# Wal-Mart Save....



## PitGurl (Feb 22, 2011)

Picked this pitiful little CT guy up at wal-mart today. He's suffering from a bad case of finrot :-(. He flared at a pen I held up to him at the store which I found quite endearing. I've named him "Kappa" which means "water spirit" in japanese.


----------



## BetterBetta (Jun 13, 2011)

Now he's going into loving hands I love his little pouty face in the second picture!


----------



## Leeniex (Aug 14, 2011)

He'll be a beauty when you get him fixed up!


----------



## LaLaLeyla (Aug 17, 2011)

Aww poor guy. D:
His fins are gonna be beautiful when there grown in.


----------



## betta dude (May 22, 2011)

awesome


----------



## fightergirl2710 (Jun 9, 2011)

His face is so adorable. X3 No wonder you took him home!


----------



## Fermin (Apr 18, 2010)

Awwww poor little guy! I'm so glad you're giving him a nice new home.


----------



## pinkcupid765 (Aug 14, 2011)

Aw... Take good care of him >.<


----------



## TwilightNite (Mar 3, 2011)

He s cute! I am so glad you rescued him, one down, a whole lot to go!


----------



## newf (May 10, 2009)

He looks very pretty.


----------



## Bettas Rule (Aug 18, 2011)

That's so cool! I have two wal mart rescues . Someone put them in the cup together and left them in there. When I found them one of them had fin damage so bad he had less that a female :-(. Luckily he made it and now they are both on their way to recovery. BTW I just love that name! :-D


----------



## Findlay (Jul 22, 2011)

Aw!! He looks like my CT, Findlay! Yay!

I wonder if our boys are brothers? Weeeiiird


----------



## Tikibirds (May 26, 2011)

so cute..


----------



## Salamandair (Aug 15, 2011)

I think he'll be even more beautiful once his fin rot is cured. Very good rescue! I love his color.


----------



## PitGurl (Feb 22, 2011)

Thanks everyone! He's doing much better this morning.
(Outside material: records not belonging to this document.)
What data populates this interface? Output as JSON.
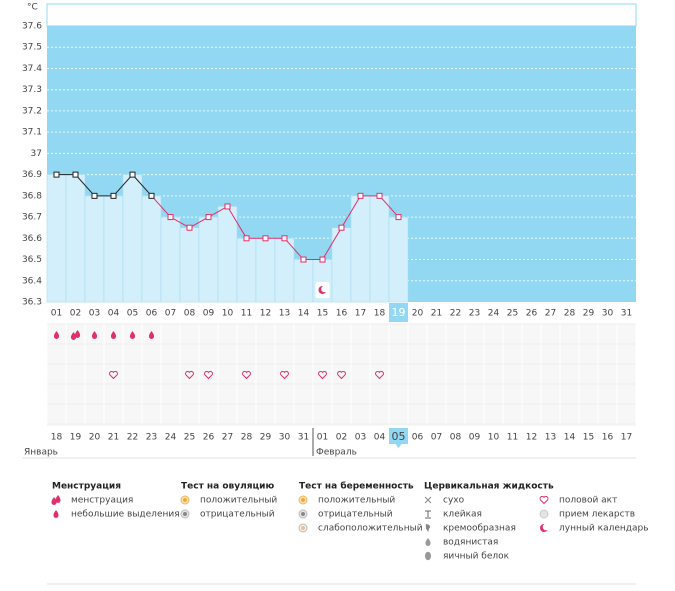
{
  "chart_data": {
    "type": "line",
    "y_label": "°C",
    "categories": [
      "01",
      "02",
      "03",
      "04",
      "05",
      "06",
      "07",
      "08",
      "09",
      "10",
      "11",
      "12",
      "13",
      "14",
      "15",
      "16",
      "17",
      "18",
      "19",
      "20",
      "21",
      "22",
      "23",
      "24",
      "25",
      "26",
      "27",
      "28",
      "29",
      "30",
      "31"
    ],
    "series": [
      {
        "color": "#e0306a",
        "values": [
          36.9,
          36.9,
          36.8,
          36.8,
          36.9,
          36.8,
          36.7,
          36.65,
          36.7,
          36.75,
          36.6,
          36.6,
          36.6,
          36.5,
          36.5,
          36.65,
          36.8,
          36.8,
          36.7,
          null,
          null,
          null,
          null,
          null,
          null,
          null,
          null,
          null,
          null,
          null,
          null
        ],
        "point_colors": [
          "#222",
          "#222",
          "#222",
          "#222",
          "#222",
          "#222",
          "#e0306a",
          "#e0306a",
          "#e0306a",
          "#e0306a",
          "#e0306a",
          "#e0306a",
          "#e0306a",
          "#e0306a",
          "#e0306a",
          "#e0306a",
          "#e0306a",
          "#e0306a",
          "#e0306a",
          null,
          null,
          null,
          null,
          null,
          null,
          null,
          null,
          null,
          null,
          null,
          null
        ]
      }
    ],
    "ylim": [
      36.3,
      37.6
    ],
    "yticks": [
      36.3,
      36.4,
      36.5,
      36.6,
      36.7,
      36.8,
      36.9,
      37,
      37.1,
      37.2,
      37.3,
      37.4,
      37.5,
      37.6
    ],
    "grid": true,
    "background_color": "#93d8f3",
    "bar_color": "#d3effb",
    "current_index": 18,
    "moon_index": 14,
    "menstruation": [
      "light",
      "heavy",
      "light",
      "light",
      "light",
      "light",
      null,
      null,
      null,
      null,
      null,
      null,
      null,
      null,
      null,
      null,
      null,
      null,
      null,
      null,
      null,
      null,
      null,
      null,
      null,
      null,
      null,
      null,
      null,
      null,
      null
    ],
    "intercourse": [
      false,
      false,
      false,
      true,
      false,
      false,
      false,
      true,
      true,
      false,
      true,
      false,
      true,
      false,
      true,
      true,
      false,
      true,
      false,
      false,
      false,
      false,
      false,
      false,
      false,
      false,
      false,
      false,
      false,
      false,
      false
    ],
    "dates": [
      "18",
      "19",
      "20",
      "21",
      "22",
      "23",
      "24",
      "25",
      "26",
      "27",
      "28",
      "29",
      "30",
      "31",
      "01",
      "02",
      "03",
      "04",
      "05",
      "06",
      "07",
      "08",
      "09",
      "10",
      "11",
      "12",
      "13",
      "14",
      "15",
      "16",
      "17"
    ],
    "date_colors": [
      "#444",
      "#444",
      "#444",
      "#e0306a",
      "#e0306a",
      "#444",
      "#444",
      "#444",
      "#444",
      "#444",
      "#e0306a",
      "#e0306a",
      "#444",
      "#444",
      "#444",
      "#444",
      "#444",
      "#e0306a",
      "#fff",
      "#444",
      "#444",
      "#444",
      "#444",
      "#444",
      "#e0306a",
      "#e0306a",
      "#444",
      "#444",
      "#444",
      "#444",
      "#444"
    ],
    "months": [
      {
        "label": "Январь",
        "index": 0
      },
      {
        "label": "Февраль",
        "index": 14
      }
    ],
    "legend": [
      {
        "title": "Менструация",
        "items": [
          {
            "label": "менструация",
            "icon": "heavy"
          },
          {
            "label": "небольшие выделения",
            "icon": "light"
          }
        ]
      },
      {
        "title": "Тест на овуляцию",
        "items": [
          {
            "label": "положительный",
            "icon": "pos"
          },
          {
            "label": "отрицательный",
            "icon": "neg"
          }
        ]
      },
      {
        "title": "Тест на беременность",
        "items": [
          {
            "label": "положительный",
            "icon": "pos"
          },
          {
            "label": "отрицательный",
            "icon": "neg"
          },
          {
            "label": "слабоположительный",
            "icon": "weak"
          }
        ]
      },
      {
        "title": "Цервикальная жидкость",
        "items": [
          {
            "label": "сухо",
            "icon": "cross"
          },
          {
            "label": "клейкая",
            "icon": "t"
          },
          {
            "label": "кремообразная",
            "icon": "cream"
          },
          {
            "label": "водянистая",
            "icon": "water"
          },
          {
            "label": "яичный белок",
            "icon": "egg"
          }
        ]
      },
      {
        "items": [
          {
            "label": "половой акт",
            "icon": "heart"
          },
          {
            "label": "прием лекарств",
            "icon": "pill"
          },
          {
            "label": "лунный календарь",
            "icon": "moon"
          }
        ]
      }
    ]
  }
}
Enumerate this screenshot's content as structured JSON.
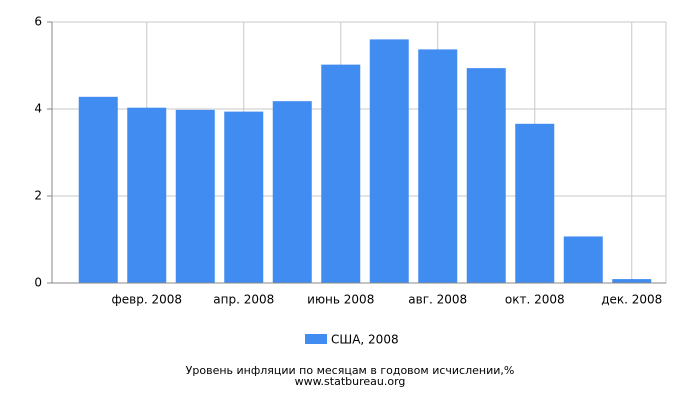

I've got him in a QT tank with some AQ salt and oak leaf tannins. He's colored up and has built a nice bubble nest over night .


----------



## Bettas Rule (Aug 18, 2011)

Any new pics yet? How is he ?


----------



## PitGurl (Feb 22, 2011)

*Update*

What a little TLC will do....


----------



## Bettas Rule (Aug 18, 2011)

WOW His color really came through!! He is gorgeous!!


----------



## Leeniex (Aug 14, 2011)

He looks so much happier in such a short time!


----------



## bettaloverforever16 (Jan 14, 2011)

He's so prettty!!!


----------



## Silverfang (Mar 25, 2011)

that makes it all worth while! I'm glad for you and him


----------



## betta lover1507 (Aug 6, 2011)

he is so cute X3 glad you found the little guy he will be cured in no time he is already healing up X]]


----------



## mookeeful (Jul 24, 2011)

YAY! Good job on the save!!!! I can't believe how quickly he just settled in -- that's awesome!


----------



## SassyBetta (Aug 1, 2011)

hmm my guy hasnt made a bubble nest yet, does this mean hes unhappy  ?


----------